Rather than succumbing to paralysis, some communities cultivate alternative responses to imposed and inherited conditions. My PhD research explores two permaculture communities—intentional living experiments—to examine how their worldviews and practices offer embodied cultural tools for navigating sociohistorical pain and the current polycrisis. Through ethnographic inquiry and participatory research, I investigate how these communities foster psychosocial healing by emphasizing the commons, collective life production, and communitarian gestures.

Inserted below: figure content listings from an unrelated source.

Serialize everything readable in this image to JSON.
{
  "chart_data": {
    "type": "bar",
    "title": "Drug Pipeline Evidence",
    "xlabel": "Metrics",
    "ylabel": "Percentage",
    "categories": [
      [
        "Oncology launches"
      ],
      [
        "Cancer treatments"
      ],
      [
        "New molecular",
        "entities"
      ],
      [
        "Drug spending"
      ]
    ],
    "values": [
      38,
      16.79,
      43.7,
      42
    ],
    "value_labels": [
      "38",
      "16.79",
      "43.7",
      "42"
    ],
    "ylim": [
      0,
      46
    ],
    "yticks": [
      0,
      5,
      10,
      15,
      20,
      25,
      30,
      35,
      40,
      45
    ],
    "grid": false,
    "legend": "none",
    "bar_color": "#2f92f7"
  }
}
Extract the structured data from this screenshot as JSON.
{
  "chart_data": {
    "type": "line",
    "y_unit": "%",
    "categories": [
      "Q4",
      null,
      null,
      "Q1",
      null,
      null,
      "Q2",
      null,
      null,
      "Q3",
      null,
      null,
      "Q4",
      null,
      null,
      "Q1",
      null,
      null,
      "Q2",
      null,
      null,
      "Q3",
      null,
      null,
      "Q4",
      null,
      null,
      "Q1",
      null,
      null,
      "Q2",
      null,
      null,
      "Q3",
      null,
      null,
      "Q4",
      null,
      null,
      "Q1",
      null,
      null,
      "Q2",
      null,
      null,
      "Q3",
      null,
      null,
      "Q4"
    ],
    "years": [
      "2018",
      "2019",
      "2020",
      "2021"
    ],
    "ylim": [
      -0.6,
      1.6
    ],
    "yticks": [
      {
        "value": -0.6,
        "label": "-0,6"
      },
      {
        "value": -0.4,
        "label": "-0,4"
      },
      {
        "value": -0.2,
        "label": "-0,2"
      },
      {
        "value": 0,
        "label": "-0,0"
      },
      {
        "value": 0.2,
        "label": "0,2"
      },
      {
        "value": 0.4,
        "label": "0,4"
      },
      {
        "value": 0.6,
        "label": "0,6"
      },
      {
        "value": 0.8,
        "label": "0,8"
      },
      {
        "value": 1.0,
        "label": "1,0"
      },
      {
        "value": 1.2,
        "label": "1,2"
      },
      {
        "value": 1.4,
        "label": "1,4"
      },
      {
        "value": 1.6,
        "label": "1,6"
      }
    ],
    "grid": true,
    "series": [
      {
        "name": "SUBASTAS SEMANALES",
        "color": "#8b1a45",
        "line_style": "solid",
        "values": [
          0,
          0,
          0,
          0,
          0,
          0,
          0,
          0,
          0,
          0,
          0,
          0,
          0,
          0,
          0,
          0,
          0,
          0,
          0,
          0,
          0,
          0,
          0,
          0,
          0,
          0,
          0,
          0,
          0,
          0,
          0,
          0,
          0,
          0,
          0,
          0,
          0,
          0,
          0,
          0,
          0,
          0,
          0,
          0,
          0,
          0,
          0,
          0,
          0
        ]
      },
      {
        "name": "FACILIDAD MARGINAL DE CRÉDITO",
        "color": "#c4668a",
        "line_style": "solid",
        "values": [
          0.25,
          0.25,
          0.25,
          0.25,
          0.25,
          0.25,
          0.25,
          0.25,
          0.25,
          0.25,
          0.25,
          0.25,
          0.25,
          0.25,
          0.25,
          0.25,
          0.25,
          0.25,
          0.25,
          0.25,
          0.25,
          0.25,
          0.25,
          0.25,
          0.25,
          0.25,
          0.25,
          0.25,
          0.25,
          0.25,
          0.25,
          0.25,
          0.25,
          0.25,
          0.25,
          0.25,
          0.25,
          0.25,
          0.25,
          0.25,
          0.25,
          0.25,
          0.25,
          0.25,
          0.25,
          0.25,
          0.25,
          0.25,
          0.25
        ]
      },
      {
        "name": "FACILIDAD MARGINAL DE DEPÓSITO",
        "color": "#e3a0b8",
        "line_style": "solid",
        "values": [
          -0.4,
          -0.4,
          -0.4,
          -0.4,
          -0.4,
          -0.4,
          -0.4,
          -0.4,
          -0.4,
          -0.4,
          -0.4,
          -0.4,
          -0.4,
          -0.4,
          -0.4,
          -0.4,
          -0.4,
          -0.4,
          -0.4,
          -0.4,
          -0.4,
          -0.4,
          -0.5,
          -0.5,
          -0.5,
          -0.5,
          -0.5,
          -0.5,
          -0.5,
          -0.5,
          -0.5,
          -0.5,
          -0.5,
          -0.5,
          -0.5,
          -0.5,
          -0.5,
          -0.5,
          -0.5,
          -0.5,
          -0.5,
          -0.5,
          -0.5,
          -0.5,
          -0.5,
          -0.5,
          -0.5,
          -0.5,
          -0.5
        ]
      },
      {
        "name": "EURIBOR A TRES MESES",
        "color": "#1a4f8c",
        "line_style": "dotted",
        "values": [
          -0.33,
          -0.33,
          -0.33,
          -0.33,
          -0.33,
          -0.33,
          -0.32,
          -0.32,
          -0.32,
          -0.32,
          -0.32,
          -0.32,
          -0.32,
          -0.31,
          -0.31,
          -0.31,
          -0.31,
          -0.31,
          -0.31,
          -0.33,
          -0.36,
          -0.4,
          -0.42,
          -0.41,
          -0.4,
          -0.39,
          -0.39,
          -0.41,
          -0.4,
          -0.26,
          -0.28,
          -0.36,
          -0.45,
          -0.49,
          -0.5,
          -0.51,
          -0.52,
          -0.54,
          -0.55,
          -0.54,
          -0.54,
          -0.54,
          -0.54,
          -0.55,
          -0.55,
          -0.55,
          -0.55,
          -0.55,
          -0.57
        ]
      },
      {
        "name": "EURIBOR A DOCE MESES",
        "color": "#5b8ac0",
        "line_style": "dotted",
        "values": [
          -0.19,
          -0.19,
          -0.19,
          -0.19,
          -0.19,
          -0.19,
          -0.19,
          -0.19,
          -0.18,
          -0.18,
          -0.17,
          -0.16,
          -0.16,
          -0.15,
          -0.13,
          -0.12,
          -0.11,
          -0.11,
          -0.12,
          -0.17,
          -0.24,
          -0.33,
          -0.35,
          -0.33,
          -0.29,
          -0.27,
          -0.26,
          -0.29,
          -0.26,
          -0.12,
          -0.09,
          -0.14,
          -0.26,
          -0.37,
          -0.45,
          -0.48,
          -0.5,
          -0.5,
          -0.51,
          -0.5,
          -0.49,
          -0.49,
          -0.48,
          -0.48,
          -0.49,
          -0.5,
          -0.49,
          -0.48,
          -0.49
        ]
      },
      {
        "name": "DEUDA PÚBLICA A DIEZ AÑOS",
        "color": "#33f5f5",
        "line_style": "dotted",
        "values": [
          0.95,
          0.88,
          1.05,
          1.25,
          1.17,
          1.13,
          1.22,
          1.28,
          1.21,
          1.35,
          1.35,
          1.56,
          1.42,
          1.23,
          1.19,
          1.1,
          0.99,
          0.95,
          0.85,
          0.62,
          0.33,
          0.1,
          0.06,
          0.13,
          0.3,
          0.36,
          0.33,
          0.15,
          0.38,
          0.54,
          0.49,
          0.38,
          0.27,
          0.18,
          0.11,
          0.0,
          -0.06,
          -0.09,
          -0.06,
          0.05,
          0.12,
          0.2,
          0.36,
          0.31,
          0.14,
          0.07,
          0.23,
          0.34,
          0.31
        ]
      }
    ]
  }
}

Their practices intertwine ecosocial restoration, syntropy, and creativity, offering grounded, embodied alternatives to despair. These experiences emphasize care and transformation within localized territories, resisting reliance on externally imposed public policies or market-driven solutions. By centering small-scale, community-driven responses, this research highlights how collective creativity and ecological regeneration serve as tangible strategies for addressing sociocultural suffering in contemporary Chile.
ID: 206
Individual Paper
'The Dogs of Hell': How Communities Fight Terrorist Narratives
Zin Derfoufi
St. Mary's University, United Kingdom
This paper outlines how communities are playing a crucial role in preventing and countering violent extremism (P/CVE). It analyses how families and communities affected by violent-radicalisation are navigating the difficulties in combatting terrorism while coping with ongoing suspicion by the state, media and society. The paper reviews specific activities developed by families, communities, civil society groups and former combatants to steer people away from terrorism and create safe spaces for nonviolent protest which, though more credible, still attract scrutiny due to them operating independently of, and simultaneously challenging the narratives of, the state. It calls for a more holistic, evidence-based approach that recognises the unique contributions of non-state actors and challenges the structural drivers of political violence that state-dominated methods fail to address.